Observation data (J2000 epoch)
- Constellation: Hercules
- Right ascension: 16^{h} 10^{m} 59.00^{s}
- Declination: 14° 57′ 42.0″
- Distance: 244,000 ly (74.7 kpc)
- Apparent magnitude (V): 14.7

Physical characteristics
- V_{HB}: 20.0
- Estimated age: 10 Ga
- Other designations: GCl 38, Arp 1, C1608 + 150

= Palomar 14 =

Globular cluster

Palomar 14 is a globular cluster located in the constellation Hercules. It is a member of the Palomar Globular Clusters group. Palomar 14 was discovered in 1958 by Sidney van den Bergh and Halton Arp during inspection of the photographic plates from the Palomar Sky Survey.
This is a round, diffuse cluster located in the outer
halo of the Milky Way galaxy. It is about 3-4 billion years younger than a typical galactic cluster.
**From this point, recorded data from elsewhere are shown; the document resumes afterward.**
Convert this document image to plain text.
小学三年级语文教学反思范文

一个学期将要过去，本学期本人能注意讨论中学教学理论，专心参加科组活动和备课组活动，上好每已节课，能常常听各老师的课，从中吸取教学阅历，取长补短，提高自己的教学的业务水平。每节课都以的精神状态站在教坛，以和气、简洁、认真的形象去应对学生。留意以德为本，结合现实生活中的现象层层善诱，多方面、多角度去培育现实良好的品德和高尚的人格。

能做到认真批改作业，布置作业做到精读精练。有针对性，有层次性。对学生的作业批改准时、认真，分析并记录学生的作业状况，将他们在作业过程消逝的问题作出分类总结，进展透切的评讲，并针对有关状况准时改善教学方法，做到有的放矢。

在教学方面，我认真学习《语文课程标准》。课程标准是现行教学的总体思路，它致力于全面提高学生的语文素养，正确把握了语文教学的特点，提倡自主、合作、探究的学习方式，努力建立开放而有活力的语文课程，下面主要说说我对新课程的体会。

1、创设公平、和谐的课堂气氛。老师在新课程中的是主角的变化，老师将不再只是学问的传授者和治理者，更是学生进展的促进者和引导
The metallicity of the cluster is [Fe/H] = −1.50, indicating a lower abundance of elements with mass greater than helium compared to the Sun. The combined mass of the main sequence stars in the cluster is 1340 ± 50 solar masses, and the combined mass of observed stars within the half-light radius is 6020 ± 50 solar masses. (This is the inner radius of the cluster that emits half the total luminosity.) These mass estimates provide lower bounds for determining the total mass of the cluster. The median radial velocity of stars within the cluster is 72.19 ± 0.18 km/s.

Because of the cluster's location on the outer fringes of the Milky Way, it was used as a test case for modified Newtonian dynamics (MOND). This is an alternative hypothesis to explain the galactic rotation problem.